La inflación marca un nuevo máximo en 29 años y producirá una revalorización de las pensiones del 2,5%

Un hombre comprando en un supermercado de Barcelona.
Un hombre comprando en un supermercado de Barcelona.
MIQUEL TAVERNA
El Índice de Precios de Consumo (IPC) se sitúa en una tasa interanual del 5,6%.
Europa Press

Los precios de los bienes de consumo más frecuente en España volvieron a encarecerse en noviembre hasta situarse un 5,6% por encima del nivel registrado el año pasado, lo que supone un nuevo máximo alcanzado desde septiembre de 1992. Así se desprende del avance del Índice de precios del consumo (IPC) que el Instituto Nacional de Estadística (INE) ha publicado en la mañana de este lunes.

Se trata del noveno mes consecutivo en el que crecen los precios del consumo, aunque el aumento de la inflación registrado en noviembre es solo dos décimas superior al dato de octubre. Este incremento en los precios es el más leve registrado desde julio, cuando el IPC creció también dos décimas respecto al mes anterior. 

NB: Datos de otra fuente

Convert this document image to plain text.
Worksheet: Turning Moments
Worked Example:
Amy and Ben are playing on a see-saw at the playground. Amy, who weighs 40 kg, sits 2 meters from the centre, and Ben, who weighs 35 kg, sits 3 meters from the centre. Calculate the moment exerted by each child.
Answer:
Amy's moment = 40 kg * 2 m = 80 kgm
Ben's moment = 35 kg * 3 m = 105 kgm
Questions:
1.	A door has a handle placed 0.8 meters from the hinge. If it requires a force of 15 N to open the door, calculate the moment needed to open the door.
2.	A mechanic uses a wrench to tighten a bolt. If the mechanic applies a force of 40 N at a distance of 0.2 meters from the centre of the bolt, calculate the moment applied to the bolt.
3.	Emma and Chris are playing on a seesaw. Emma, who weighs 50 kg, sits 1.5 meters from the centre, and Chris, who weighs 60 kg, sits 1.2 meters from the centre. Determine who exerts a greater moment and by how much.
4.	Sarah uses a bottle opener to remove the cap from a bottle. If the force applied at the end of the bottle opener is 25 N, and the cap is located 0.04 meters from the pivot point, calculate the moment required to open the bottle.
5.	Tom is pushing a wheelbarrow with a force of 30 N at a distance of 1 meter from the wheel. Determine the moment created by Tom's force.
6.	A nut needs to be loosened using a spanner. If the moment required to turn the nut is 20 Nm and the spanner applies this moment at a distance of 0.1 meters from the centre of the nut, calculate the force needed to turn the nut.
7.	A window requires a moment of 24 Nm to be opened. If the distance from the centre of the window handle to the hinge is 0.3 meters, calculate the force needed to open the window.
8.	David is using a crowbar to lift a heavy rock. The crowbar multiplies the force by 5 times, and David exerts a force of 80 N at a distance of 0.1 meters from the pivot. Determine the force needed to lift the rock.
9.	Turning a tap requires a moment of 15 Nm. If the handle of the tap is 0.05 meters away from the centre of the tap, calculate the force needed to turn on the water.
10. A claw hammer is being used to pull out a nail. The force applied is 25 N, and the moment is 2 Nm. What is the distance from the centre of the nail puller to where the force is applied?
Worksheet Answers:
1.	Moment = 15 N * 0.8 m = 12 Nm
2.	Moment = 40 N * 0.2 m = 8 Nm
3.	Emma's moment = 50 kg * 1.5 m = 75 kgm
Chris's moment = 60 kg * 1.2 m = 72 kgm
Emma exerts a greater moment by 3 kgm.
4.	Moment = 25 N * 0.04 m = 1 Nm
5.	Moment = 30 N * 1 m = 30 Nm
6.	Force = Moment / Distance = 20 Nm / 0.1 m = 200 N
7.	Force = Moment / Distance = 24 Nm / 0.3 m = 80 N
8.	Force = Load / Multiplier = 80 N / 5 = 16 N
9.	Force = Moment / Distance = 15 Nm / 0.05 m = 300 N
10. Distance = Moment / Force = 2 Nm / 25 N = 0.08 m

La inflación subyacente -un indicador que refleja el impacto estructural de la inflación general, dado que descuenta del cálculo los componentes más volátiles (bienes energéticos y los alimentos no elaborados)- también ha repuntado y se sitúa un 1,7% por encima del nivel del año pasado. Este indicador se ha disparado tres décimas respecto a octubre y alcanza su nivel máximo en ocho años.

Aunque el avance que ha publicado el INE este lunes no refleja cuánto se ha encarecido concretamente cada componente -una información que se conocerá ya en diciembre- el instituto estadístico sí desliza que destacan las subidas de los precios de la alimentación y en menor medida el alza en el coste de carburantes y lubricantes para vehículos personales. El INE ha informado también de que los precios de la electricidad bajaron en noviembre, un dato que, de confirmarse, sería la primera reducción entre dos meses desde julio.

Aunque los precios de los bienes energéticos sigan disparados, como todo indica que ocurrirá al menos hasta la primavera de 2022, la inflación comenzará a disminuir previsiblemente en los próximos meses. Esto es así porque uno de los fenómenos que más influyen en el alza de precios actual es la extraordinaria caída de los mismos en 2020. En noviembre del año pasado el IPC registró una bajada del 0,8% respecto a 2019. A partir de ese mes los precios comenzaron a crecer de nuevo y en enero la inflación interanual volvió a ser positiva.  

Las pensiones subirán un 2,5%

Una de las consecuencias más tangibles del dato de IPC de noviembre es que ya sabemos cuánto costará la revalorización de las pensiones. El Gobierno volvió a vincular estas prestaciones a la inflación tras la aprobación de la primera pata de la reforma del sistema de pensiones, a la que el Consejo de Ministros dio el visto bueno el pasado julio. 

El mecanismo aprobado por el Ejecutivo prevé que las pensiones se revaloricen en función de lo que marque el promedio de la subida del IPC interanual registrada en los doce meses anteriores a diciembre, que asciende al 2,51%. Este dato tendrá dos efectos sobre los costes del sistema. El primero es la revalorización de las prestaciones en sí mismas que, con el número de pensionistas de noviembre y la prestación media que percibían dicho mes, supondría un coste para las arcas públicas cercano a los 3.600 millones de euros. 

El segundo lo provocará la 'paguilla', una compensación a la que tienen derecho los pensionistas que estaban en el sistema el año pasado por una subida de precios superior a la prevista. El Ejecutivo predijo en los presupuestos para este año que 2021 cerraría con un IPC promedio del 0,9%, por lo que los pensionistas tendrán derecho a una compensación de su prestación de un 1,6% adicional -la diferencia entre su predicción y el dato real- que rondaría los 2.300 millones de euros. En su conjunto, el efecto de la inflación sobre el sistema de pensiones costará a las arcas del Estado unos 5.900 millones de euros.  

La elevada inflación registrada este año también afectará a la negociación salarial entre empresas y asalariados, aunque el impacto que tendrá es más difícil de cuantificar. Según un estudio publicado por el Gobierno tres años después de la entrada en vigor de la reforma laboral de 2012, solo el 15% de los convenios colectivos tenían cláusulas de revisión del salario vinculadas al IPC. No obstante, aunque la mayoría de los salarios no se revisen directamente conforme al IPC, previsiblemente los trabajadores presionarán para lograr una subida de sueldos que compense, aunque sea en parte, el aumento en el coste de la vida.